Esa promesa, tan falsa como tu amor, que jamás tuviste intención de cumplir. La recuerdas, ¿verdad? Y de mí, ¿te acuerdas? ¿Sorprendido? Me creías muerta. Pero ya ves que no. Parece que soy más dura de lo que aparento. Tuve un gran maestro que me enseñó a soportar cosas inimaginables. Y aprendí bien.

Seguramente, ahora te habrá invadido una ligera sensación de vértigo. Tranquilo, es normal.

No te volveré a fallar, te lo juro. Aún recuerdo la primera vez que me lo prometiste. Paseábamos por el centro, me paré a hablar con un amigo y una bomba de celos estalló dentro de ti. La onda expansiva se proyectó a lo largo de la avenida y todos pudieron escuchar tus gritos, tus insultos, tus desprecios. Luego, de vuelta en casa, gimoteaste y te arrepentiste como un niño travieso. Pero la semilla estaba ya plantada.

Tal vez se te esté levantando dolor de cabeza. Es comprensible.

No te volveré a fallar, te lo juro. Ese mantra que repetías cada vez que la cagabas para acallar las voces de tu conciencia. Esas mismas voces que espero no te hayan dejado dormir todos estos meses. Como yo no pude dormir durante todo el tiempo que estuve a tu lado. Por miedo. No, por pánico. Un terror que empezó a fraguarse el primer día que me pegaste. Que supe que eras capaz de hacerme daño. Ese maldito día en que me faltó el coraje para salir corriendo, para alejarme de tu lado, para plantarme y decir hasta aquí. En vez de eso, me acurruqué en una esquina, me tragué la impotencia y rompí a llorar intentando averiguar qué había hecho mal.
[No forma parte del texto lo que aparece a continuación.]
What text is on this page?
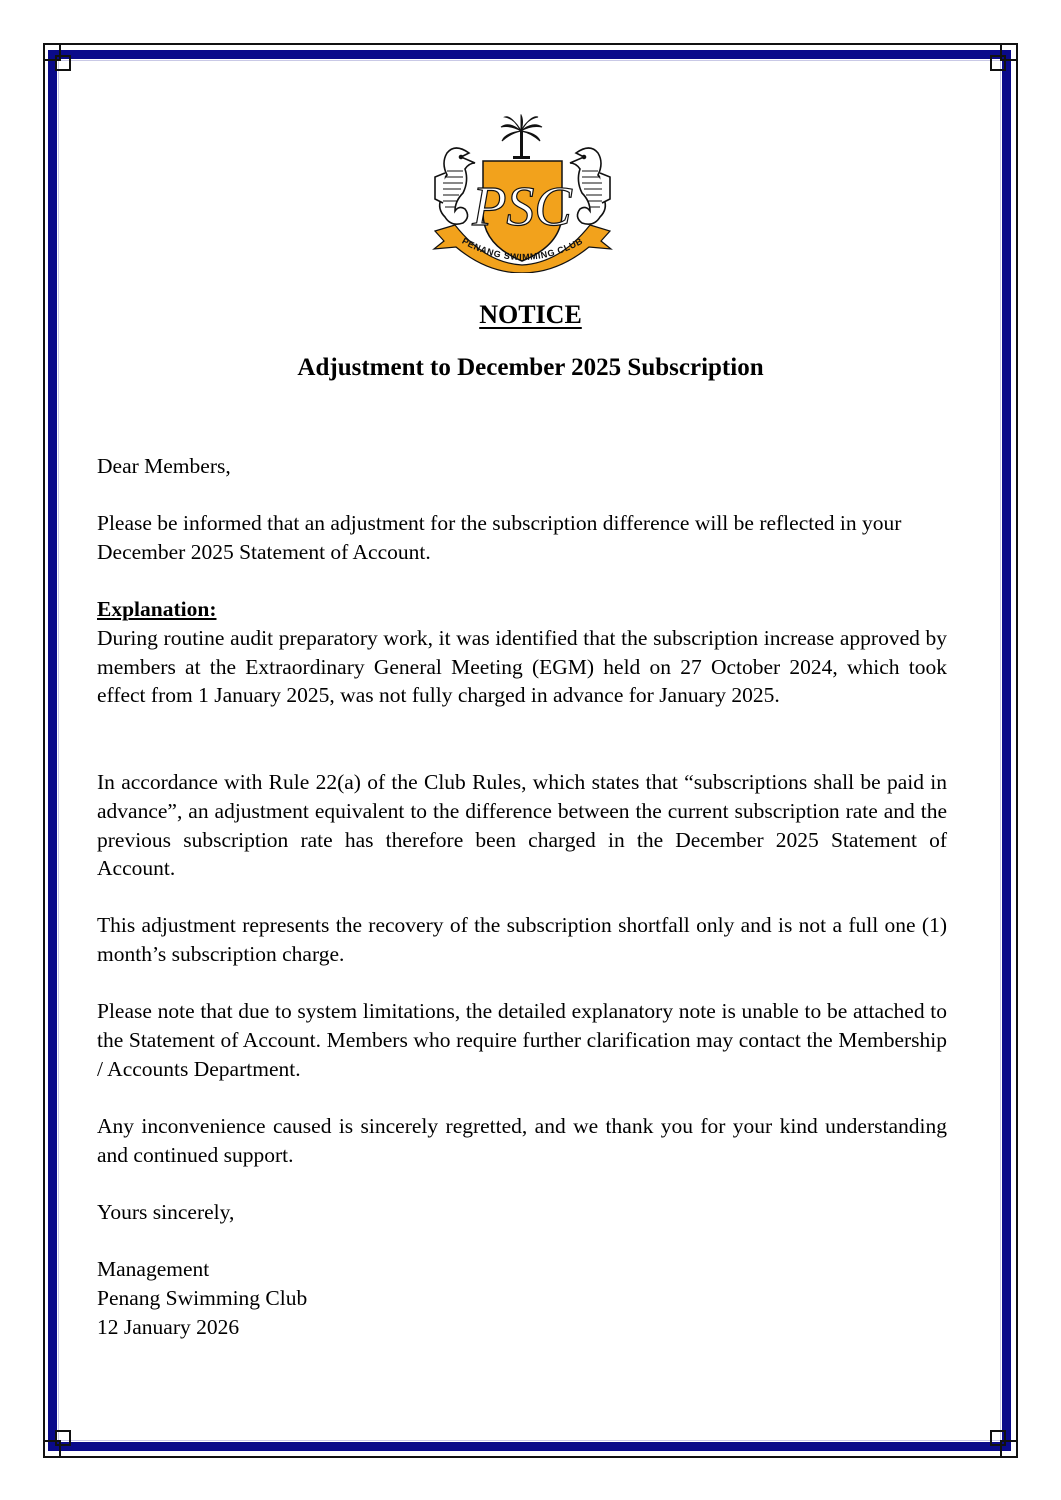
PSC
PENANG SWIMMING CLUB
NOTICE
Adjustment to December 2025 Subscription

Dear Members,

Please be informed that an adjustment for the subscription difference will be reflected in your December 2025 Statement of Account.

Explanation:

During routine audit preparatory work, it was identified that the subscription increase approved by members at the Extraordinary General Meeting (EGM) held on 27 October 2024, which took effect from 1 January 2025, was not fully charged in advance for January 2025.

In accordance with Rule 22(a) of the Club Rules, which states that “subscriptions shall be paid in advance”, an adjustment equivalent to the difference between the current subscription rate and the previous subscription rate has therefore been charged in the December 2025 Statement of Account.

This adjustment represents the recovery of the subscription shortfall only and is not a full one (1) month’s subscription charge.

Please note that due to system limitations, the detailed explanatory note is unable to be attached to the Statement of Account. Members who require further clarification may contact the Membership / Accounts Department.

Any inconvenience caused is sincerely regretted, and we thank you for your kind understanding and continued support.

Yours sincerely,

Management

Penang Swimming Club

12 January 2026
Te deberían estar entrando náuseas. Sería lo lógico.

No te volveré a fallar, te lo juro. Balbuceabas mientras me sujetabas la cara con las manos manchadas de sangre. Mi sangre. Mientras me metías a escondidas en el coche. Mientras salías de la ciudad. Mientras me abandonabas en aquel descampado. Alejándome del mundo. Alejándome de cualquier esperanza. Pero me aferré a la vida. Y no. No te denuncié.

Es posible que ahora sientas un gran malestar. No se podría esperar otra cosa.
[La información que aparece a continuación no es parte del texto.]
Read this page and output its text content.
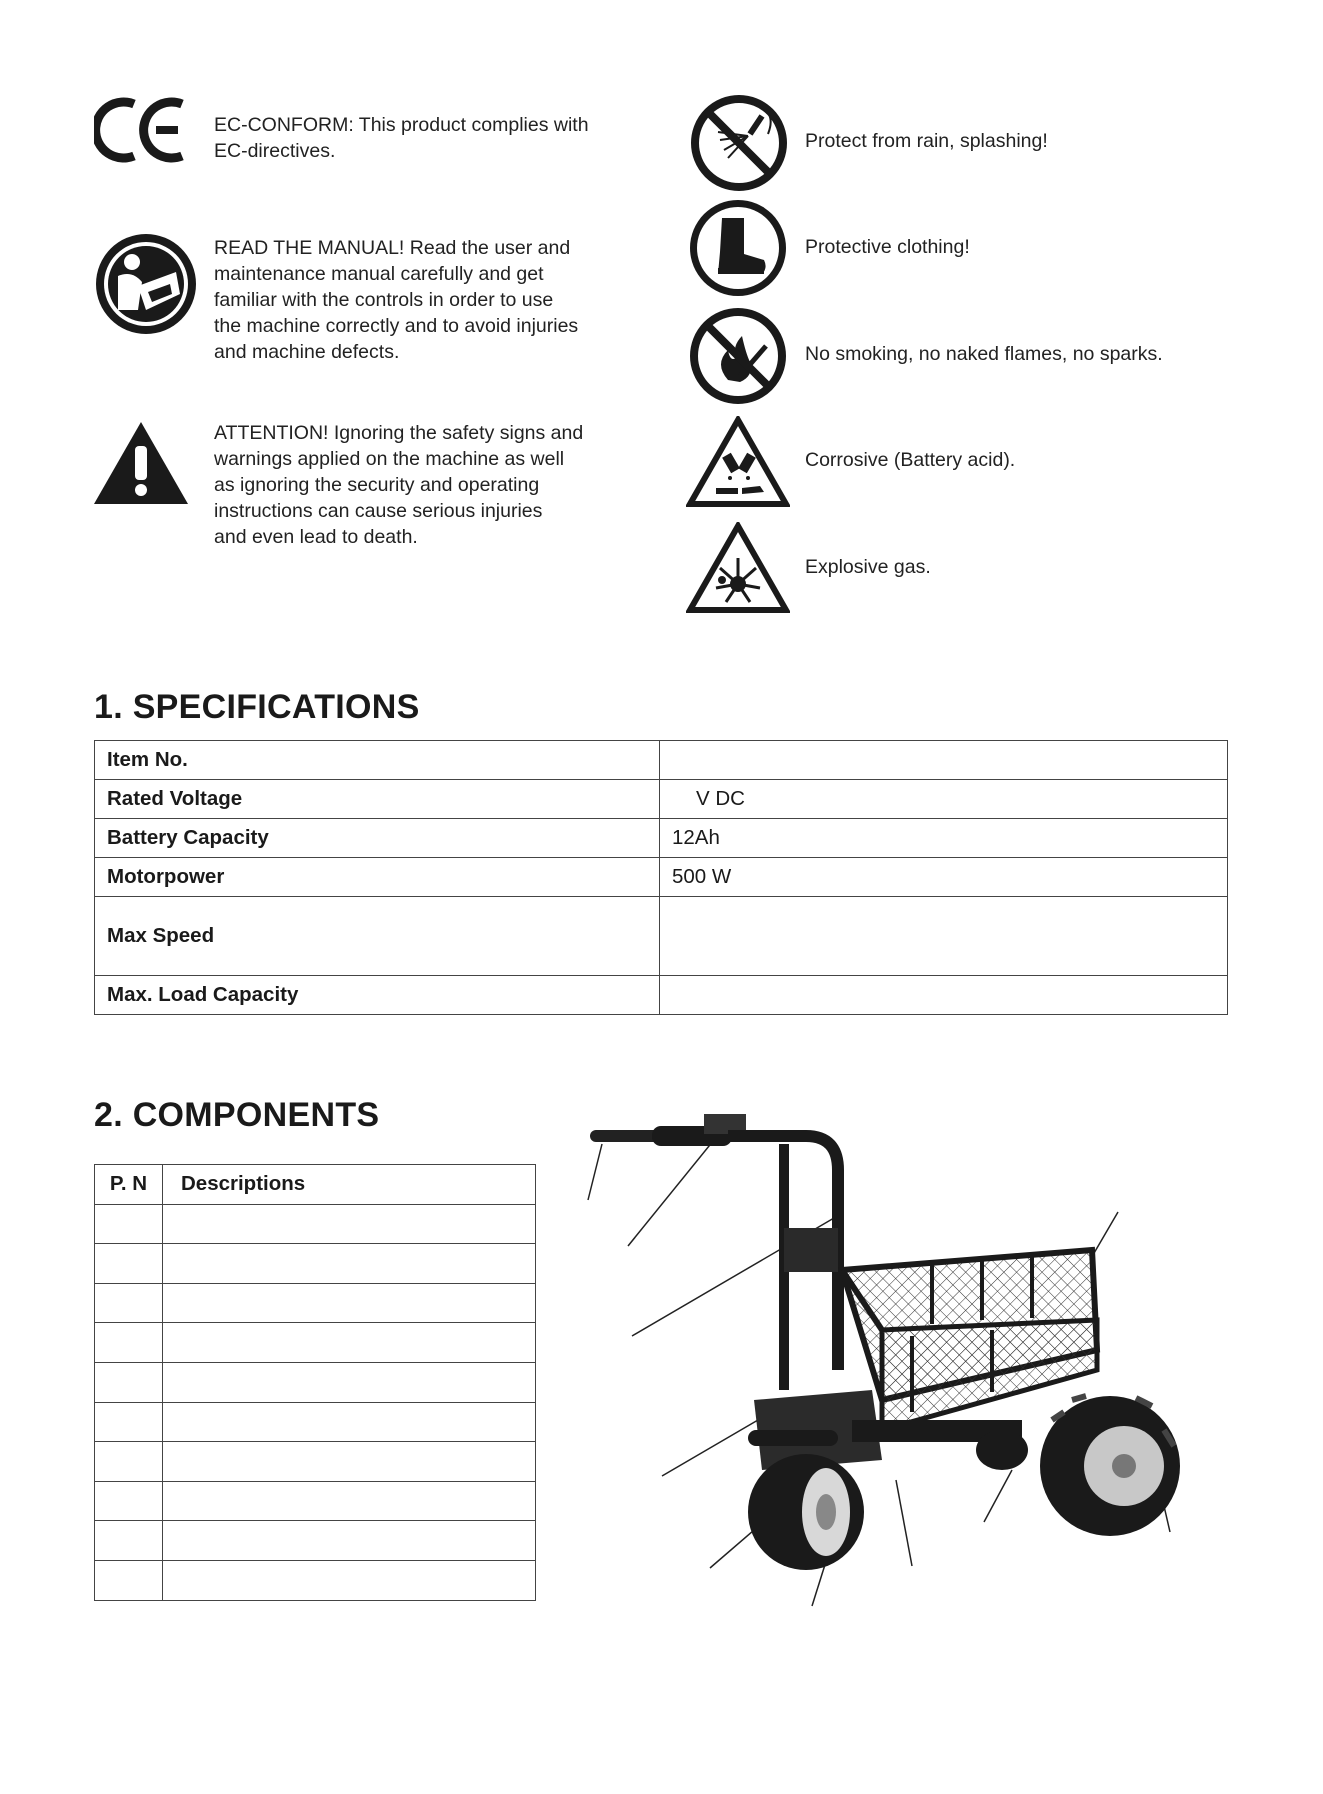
EC-CONFORM: This product complies with
EC-directives.
READ THE MANUAL! Read the user and
maintenance manual carefully and get
familiar with the controls in order to use
the machine correctly and to avoid injuries
and machine defects.
ATTENTION! Ignoring the safety signs and
warnings applied on the machine as well
as ignoring the security and operating
instructions can cause serious injuries
and even lead to death.
Protect from rain, splashing!
Protective clothing!
No smoking, no naked flames, no sparks.
Corrosive (Battery acid).
Explosive gas.
1. SPECIFICATIONS
Item No.	
Rated Voltage	V DC
Battery Capacity	12Ah
Motorpower	500 W
Max Speed	
Max. Load Capacity	
2. COMPONENTS
P. N	Descriptions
Cuando llegues a este punto, si te quedan fuerzas, podrás asomarte a la ventana, mirar hacia el parque y buscarme en el banco que está junto a los columpios. Ese en el que tantas tardes pasamos imaginando que eran nuestros hijos los que se balanceaban. Allí estaré, esperando para despedirme.

Deberías estar a punto de perder la consciencia. Aguanta un poco más.
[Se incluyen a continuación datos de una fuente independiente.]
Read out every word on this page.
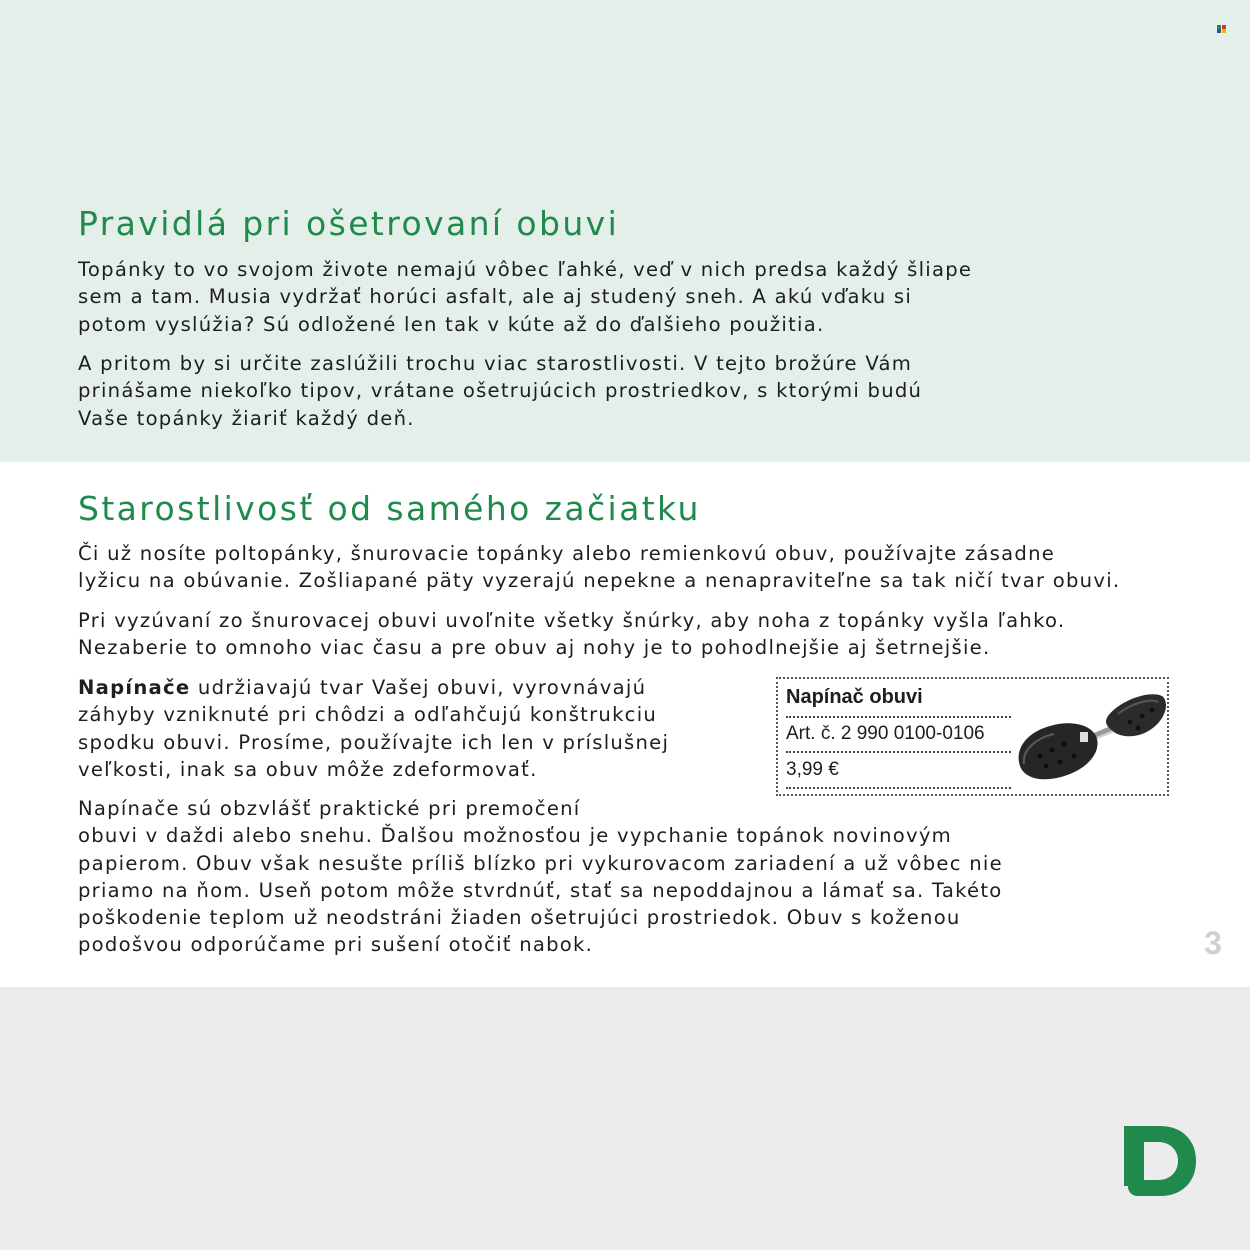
Pravidlá pri ošetrovaní obuvi

Topánky to vo svojom živote nemajú vôbec ľahké, veď v nich predsa každý šliape
sem a tam. Musia vydržať horúci asfalt, ale aj studený sneh. A akú vďaku si
potom vyslúžia? Sú odložené len tak v kúte až do ďalšieho použitia.

A pritom by si určite zaslúžili trochu viac starostlivosti. V tejto brožúre Vám
prinášame niekoľko tipov, vrátane ošetrujúcich prostriedkov, s ktorými budú
Vaše topánky žiariť každý deň.

Starostlivosť od samého začiatku

Či už nosíte poltopánky, šnurovacie topánky alebo remienkovú obuv, používajte zásadne
lyžicu na obúvanie. Zošliapané päty vyzerajú nepekne a nenapraviteľne sa tak ničí tvar obuvi.

Pri vyzúvaní zo šnurovacej obuvi uvoľnite všetky šnúrky, aby noha z topánky vyšla ľahko.
Nezaberie to omnoho viac času a pre obuv aj nohy je to pohodlnejšie aj šetrnejšie.

Napínače udržiavajú tvar Vašej obuvi, vyrovnávajú
záhyby vzniknuté pri chôdzi a odľahčujú konštrukciu
spodku obuvi. Prosíme, používajte ich len v príslušnej
veľkosti, inak sa obuv môže zdeformovať.

Napínače sú obzvlášť praktické pri premočení
obuvi v daždi alebo snehu. Ďalšou možnosťou je vypchanie topánok novinovým
papierom. Obuv však nesušte príliš blízko pri vykurovacom zariadení a už vôbec nie
priamo na ňom. Useň potom môže stvrdnúť, stať sa nepoddajnou a lámať sa. Takéto
poškodenie teplom už neodstráni žiaden ošetrujúci prostriedok. Obuv s koženou
podošvou odporúčame pri sušení otočiť nabok.

Napínač obuvi
Art. č. 2 990 0100-0106
3,99 €
3
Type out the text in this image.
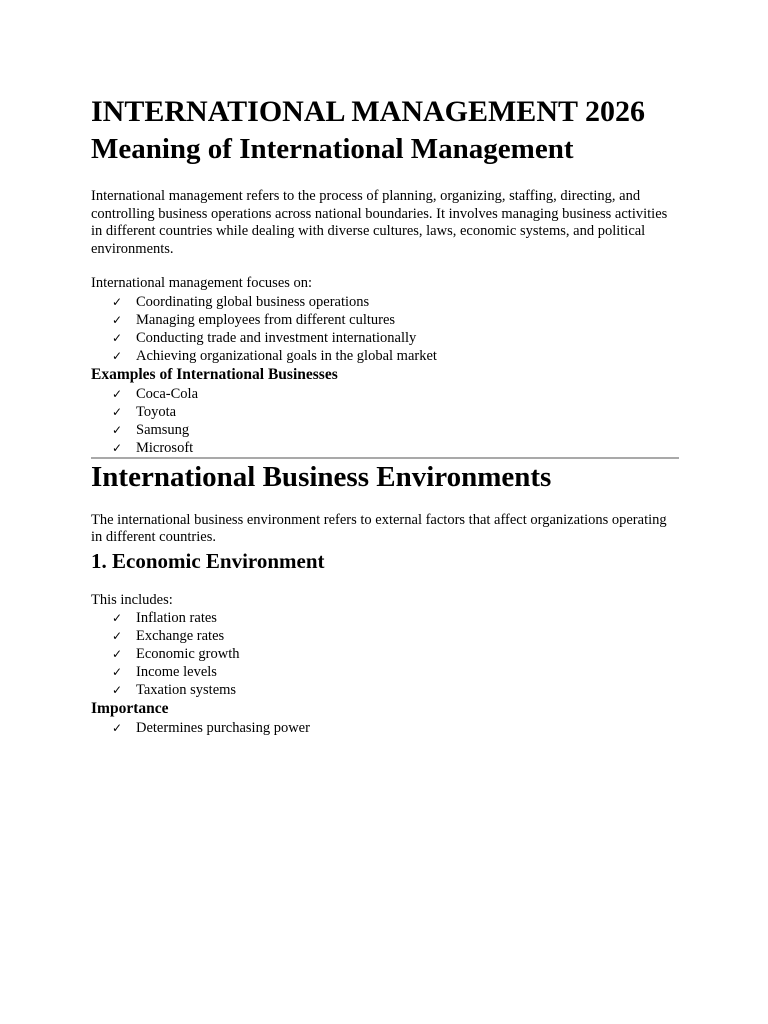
INTERNATIONAL MANAGEMENT 2026
Meaning of International Management

International management refers to the process of planning, organizing, staffing, directing, and controlling business operations across national boundaries. It involves managing business activities in different countries while dealing with diverse cultures, laws, economic systems, and political environments.

International management focuses on:

✓ Coordinating global business operations
✓ Managing employees from different cultures
✓ Conducting trade and investment internationally
✓ Achieving organizational goals in the global market
Examples of International Businesses
✓ Coca-Cola
✓ Toyota
✓ Samsung
✓ Microsoft
International Business Environments

The international business environment refers to external factors that affect organizations operating in different countries.

1. Economic Environment

This includes:

✓ Inflation rates
✓ Exchange rates
✓ Economic growth
✓ Income levels
✓ Taxation systems
Importance
✓ Determines purchasing power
Habrás notado el dulce aroma con el que he perfumado esta carta. Tal vez te hayas dado cuenta de que no es el mío. Este es nuevo. Esencia de ricina. Un potente veneno que llevas inhalando desde que abriste el sobre. Primero produce mareos que se acompañan de cefaleas. Luego náuseas, quizá vómitos. Y para acabar, hemorragias internas y después… espérame en el infierno, hijo de puta.